State Sen. Jane Nelson, R-Flower Mound, and Lt. Gov. Dan Patrick unveiled the initial $205 billion Senate budget for the 2016-17 fiscal years. Nelson chairs the Senate Finance Committee.

She said the starting budget dedicates $3 billion for “meaningful” property tax relief and $1 billion for reductions in the state’s primary business tax.

“That is relief that taxpayers will actually see and feel,” Nelson said. “Our economy has performed very well in Texas. We are taking in substantial revenue, and we have an obligation to return a large share of those dollars to the people who have worked hard and earned that in the first place.”

The 140-day legislative session is in its early days. It continues until June 1, and lawmakers usually don’t finish wheeling and dealing on the budget until near the end.

The initial House version of the budget does not include a specific allocation for tax relief. House leaders say they’ll wait and see what proposals come from members.

Nelson and Patrick clearly have laid down their markers. The numbers are optimistic, and the two have glossed over the details, but they are not being coy about where they intend to go.

The business tax reduction probably will come as a combination of continuing current exemptions and other measures.

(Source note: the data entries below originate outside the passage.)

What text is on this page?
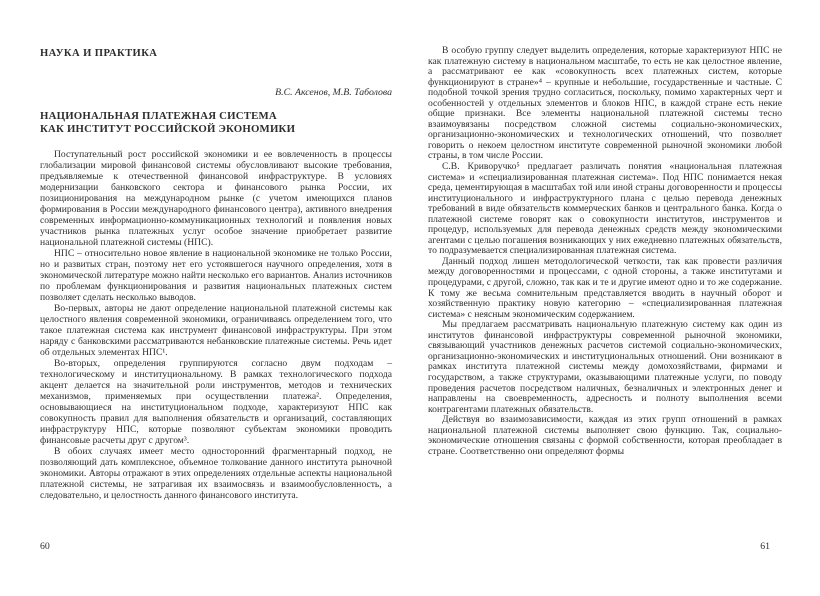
НАУКА И ПРАКТИКА
В.С. Аксенов, М.В. Таболова
НАЦИОНАЛЬНАЯ ПЛАТЕЖНАЯ СИСТЕМА
КАК ИНСТИТУТ РОССИЙСКОЙ ЭКОНОМИКИ

Поступательный рост российской экономики и ее вовлеченность в процессы глобализации мировой финансовой системы обусловливают высокие требования, предъявляемые к отечественной финансовой инфраструктуре. В условиях модернизации банковского сектора и финансового рынка России, их позиционирования на международном рынке (с учетом имеющихся планов формирования в России международного финансового центра), активного внедрения современных информационно-коммуникационных технологий и появления новых участников рынка платежных услуг особое значение приобретает развитие национальной платежной системы (НПС).

НПС – относительно новое явление в национальной экономике не только России, но и развитых стран, поэтому нет его устоявшегося научного определения, хотя в экономической литературе можно найти несколько его вариантов. Анализ источников по проблемам функционирования и развития национальных платежных систем позволяет сделать несколько выводов.

Во-первых, авторы не дают определение национальной платежной системы как целостного явления современной экономики, ограничиваясь определением того, что такое платежная система как инструмент финансовой инфраструктуры. При этом наряду с банковскими рассматриваются небанковские платежные системы. Речь идет об отдельных элементах НПС¹.

Во-вторых, определения группируются согласно двум подходам – технологическому и институциональному. В рамках технологического подхода акцент делается на значительной роли инструментов, методов и технических механизмов, применяемых при осуществлении платежа². Определения, основывающиеся на институциональном подходе, характеризуют НПС как совокупность правил для выполнения обязательств и организаций, составляющих инфраструктуру НПС, которые позволяют субъектам экономики проводить финансовые расчеты друг с другом³.

В обоих случаях имеет место односторонний фрагментарный подход, не позволяющий дать комплексное, объемное толкование данного института рыночной экономики. Авторы отражают в этих определениях отдельные аспекты национальной платежной системы, не затрагивая их взаимосвязь и взаимообусловленность, а следовательно, и целостность данного финансового института.

В особую группу следует выделить определения, которые характеризуют НПС не как платежную систему в национальном масштабе, то есть не как целостное явление, а рассматривают ее как «совокупность всех платежных систем, которые функционируют в стране»⁴ – крупные и небольшие, государственные и частные. С подобной точкой зрения трудно согласиться, поскольку, помимо характерных черт и особенностей у отдельных элементов и блоков НПС, в каждой стране есть некие общие признаки. Все элементы национальной платежной системы тесно взаимоувязаны посредством сложной системы социально-экономических, организационно-экономических и технологических отношений, что позволяет говорить о некоем целостном институте современной рыночной экономики любой страны, в том числе России.

С.В. Криворучко⁵ предлагает различать понятия «национальная платежная система» и «специализированная платежная система». Под НПС понимается некая среда, цементирующая в масштабах той или иной страны договоренности и процессы институционального и инфраструктурного плана с целью перевода денежных требований в виде обязательств коммерческих банков и центрального банка. Когда о платежной системе говорят как о совокупности институтов, инструментов и процедур, используемых для перевода денежных средств между экономическими агентами с целью погашения возникающих у них ежедневно платежных обязательств, то подразумевается специализированная платежная система.

Данный подход лишен методологической четкости, так как провести различия между договоренностями и процессами, с одной стороны, а также институтами и процедурами, с другой, сложно, так как и те и другие имеют одно и то же содержание. К тому же весьма сомнительным представляется вводить в научный оборот и хозяйственную практику новую категорию – «специализированная платежная система» с неясным экономическим содержанием.

Мы предлагаем рассматривать национальную платежную систему как один из институтов финансовой инфраструктуры современной рыночной экономики, связывающий участников денежных расчетов системой социально-экономических, организационно-экономических и институциональных отношений. Они возникают в рамках института платежной системы между домохозяйствами, фирмами и государством, а также структурами, оказывающими платежные услуги, по поводу проведения расчетов посредством наличных, безналичных и электронных денег и направлены на своевременность, адресность и полноту выполнения всеми контрагентами платежных обязательств.

Действуя во взаимозависимости, каждая из этих групп отношений в рамках национальной платежной системы выполняет свою функцию. Так, социально-экономические отношения связаны с формой собственности, которая преобладает в стране. Соответственно они определяют формы

60	61
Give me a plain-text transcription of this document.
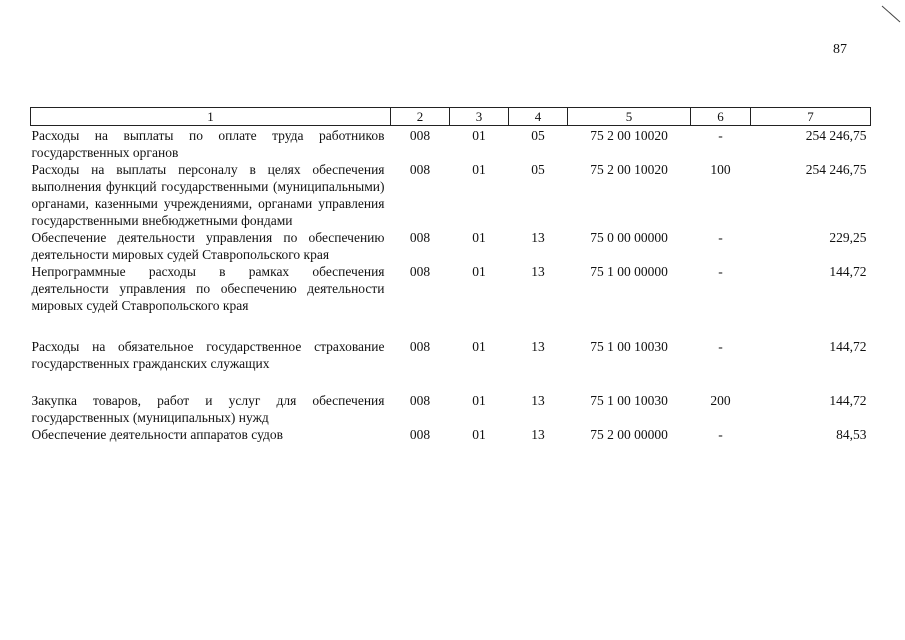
87
1	2	3	4	5	6	7
Расходы на выплаты по оплате труда работников государственных органов	008	01	05	75 2 00 10020	-	254 246,75
Расходы на выплаты персоналу в целях обеспечения выполнения функций государственными (муниципальными) органами, казенными учреждениями, органами управления государственными внебюджетными фондами	008	01	05	75 2 00 10020	100	254 246,75
Обеспечение деятельности управления по обеспечению деятельности мировых судей Ставропольского края	008	01	13	75 0 00 00000	-	229,25
Непрограммные расходы в рамках обеспечения деятельности управления по обеспечению деятельности мировых судей Ставропольского края	008	01	13	75 1 00 00000	-	144,72
Расходы на обязательное государственное страхование государственных гражданских служащих	008	01	13	75 1 00 10030	-	144,72
Закупка товаров, работ и услуг для обеспечения государственных (муниципальных) нужд	008	01	13	75 1 00 10030	200	144,72
Обеспечение деятельности аппаратов судов	008	01	13	75 2 00 00000	-	84,53
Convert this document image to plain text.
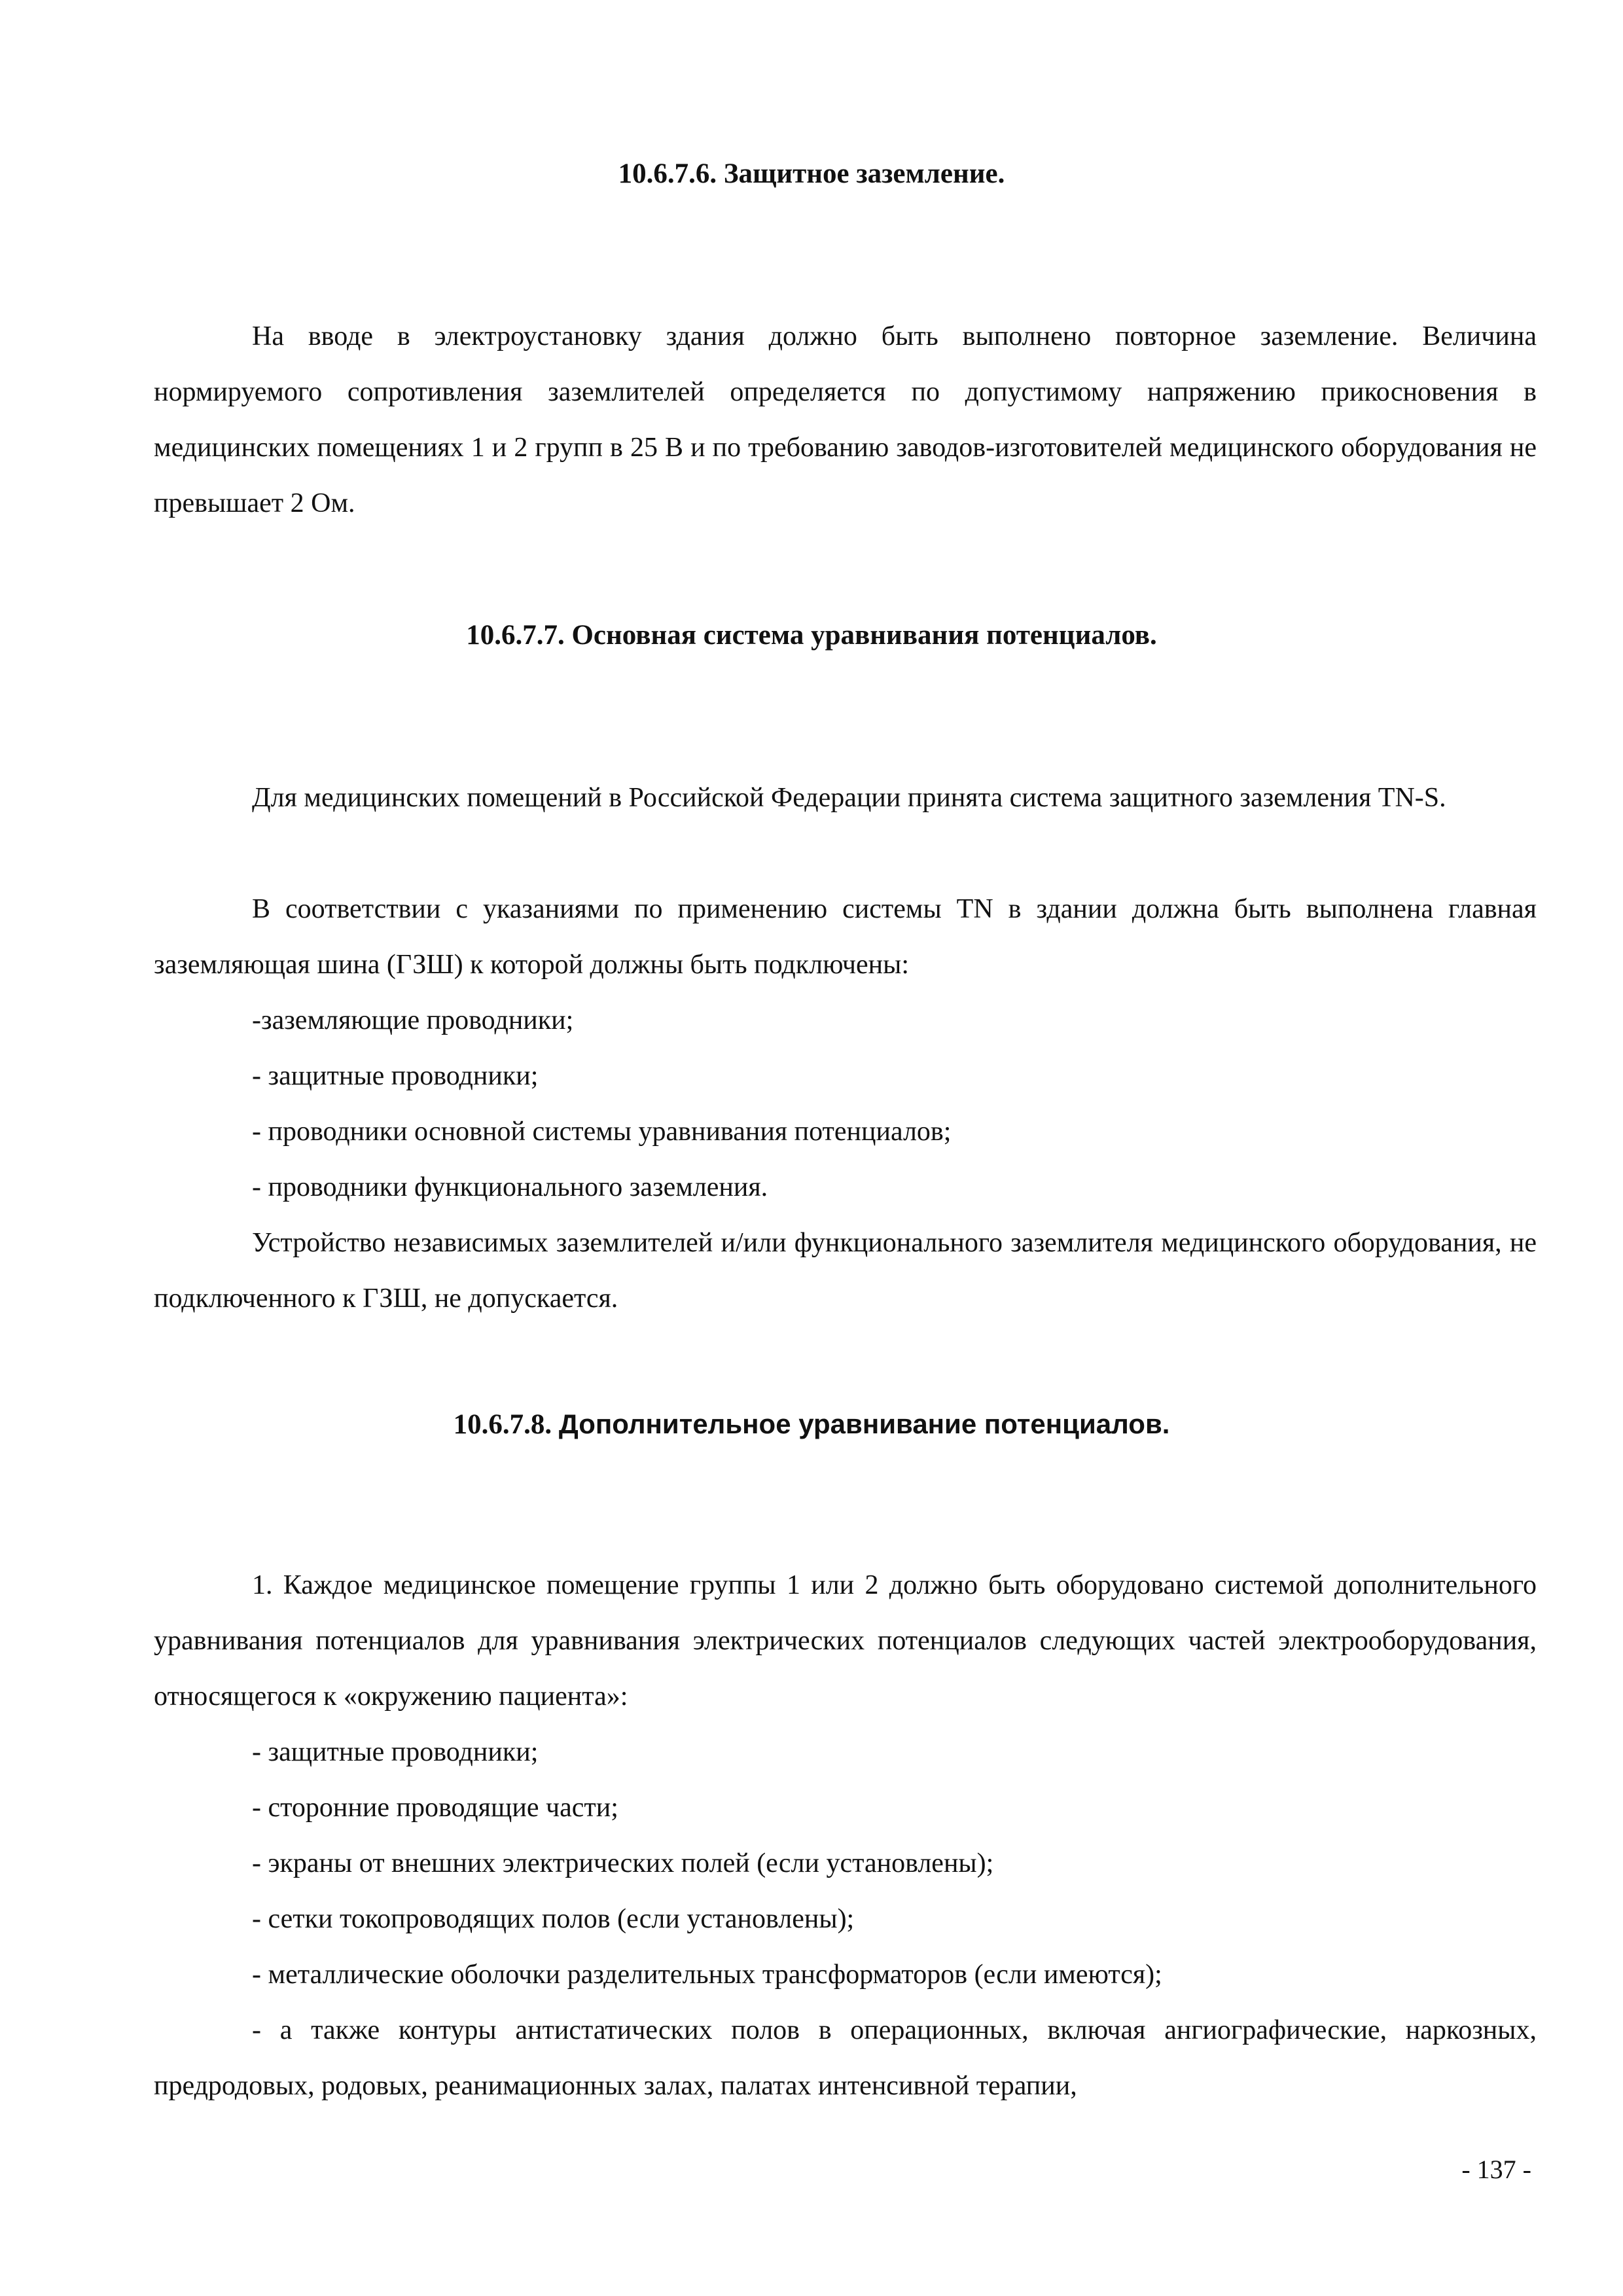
10.6.7.6. Защитное заземление.

На вводе в электроустановку здания должно быть выполнено повторное заземление. Величина нормируемого сопротивления заземлителей определяется по допустимому напряжению прикосновения в медицинских помещениях 1 и 2 групп в 25 В и по требованию заводов-изготовителей медицинского оборудования не превышает 2 Ом.

10.6.7.7. Основная система уравнивания потенциалов.

Для медицинских помещений в Российской Федерации принята система защитного заземления TN-S.

В соответствии с указаниями по применению системы TN в здании должна быть выполнена главная заземляющая шина (ГЗШ) к которой должны быть подключены:

-заземляющие проводники;

- защитные проводники;

- проводники основной системы уравнивания потенциалов;

- проводники функционального заземления.

Устройство независимых заземлителей и/или функционального заземлителя медицинского оборудования, не подключенного к ГЗШ, не допускается.

10.6.7.8. Дополнительное уравнивание потенциалов.

1. Каждое медицинское помещение группы 1 или 2 должно быть оборудовано системой дополнительного уравнивания потенциалов для уравнивания электрических потенциалов следующих частей электрооборудования, относящегося к «окружению пациента»:

- защитные проводники;

- сторонние проводящие части;

- экраны от внешних электрических полей (если установлены);

- сетки токопроводящих полов (если установлены);

- металлические оболочки разделительных трансформаторов (если имеются);

- а также контуры антистатических полов в операционных, включая ангиографические, наркозных, предродовых, родовых, реанимационных залах, палатах интенсивной терапии,

- 137 -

It’s important that relief for individuals is proposed to come through property tax changes. Other options had been mentioned previously, including temporary reductions in the sales tax.

Documents released by the Legislative Budget Board, whose staff works hand-in-hand with lawmakers in crafting the budget, reveal more about the plan.

The $3 billion in tax cuts will be delivered through reductions in school property taxes, although specific mechanisms have not been decided.

Nelson told reporters “we pretty safely can say we’re going to do some homestead exemptions.”

Currently, school districts must reduce the appraised value of a homestead by at least $15,000 before calculating property taxes. The Legislature could raise that amount in increments until it reaches the goal of $3 billion in tax relief.

The state would have to reimburse school districts for their loss.

One of the details that Nelson and Patrick glossed over is that the initial Senate budget does not change school funding formulas.

It does add $2.5 billion in state spending to account for enrollment growth of 83,000 to 85,000 students per year, and that’s good.

In 2011, the Legislature did not fully fund enrollment growth, putting more of a burden on local districts.

A state district judge in Austin has declared the Texas school funding formula unconstitutional. The Supreme Court has agreed to take up that case and is expected to hear oral arguments in the fall.

Under the current formula, state spending on schools goes down dollar-for-dollar as property values increase and local district property tax revenue goes up.

The LBB documents say state obligations to school districts are expected to go down by $4.5 billion in the next budget as local property tax revenues increase by that amount.

So even with $3 billion in tax relief, taxpayers will still be picking up more of the cost of running their local schools.

Patrick said he wants to take other steps to slow down the growth in property taxes.

Specifically, he mentioned “bringing down the value increases that are beyond the reach of many homeowners to keep up with.”

He’s talking about lowering the cap on property tax appraisal increases. That’s been a perennial idea among property tax opponents in the Legislature — and a perennially bad one.

There’s already a 10 percent limit on how much the tax appraisal on a home can go up year-over-year. That’s more than enough distortion in the way this system should work.

The fair way to do tax appraisals is to base them on market values. The tax burden itself can be determined from there through a system of exemptions and annual determination of tax rates by elected officials.

Patrick said lawmakers might decide to make it easier for voters to have input on their tax rates by lowering the “trigger” point at which local revenue increases would require approval in an election.

This budget is only “a starting point,” Nelson said. It’s a good starting point, but there’s much to do before it’s finished.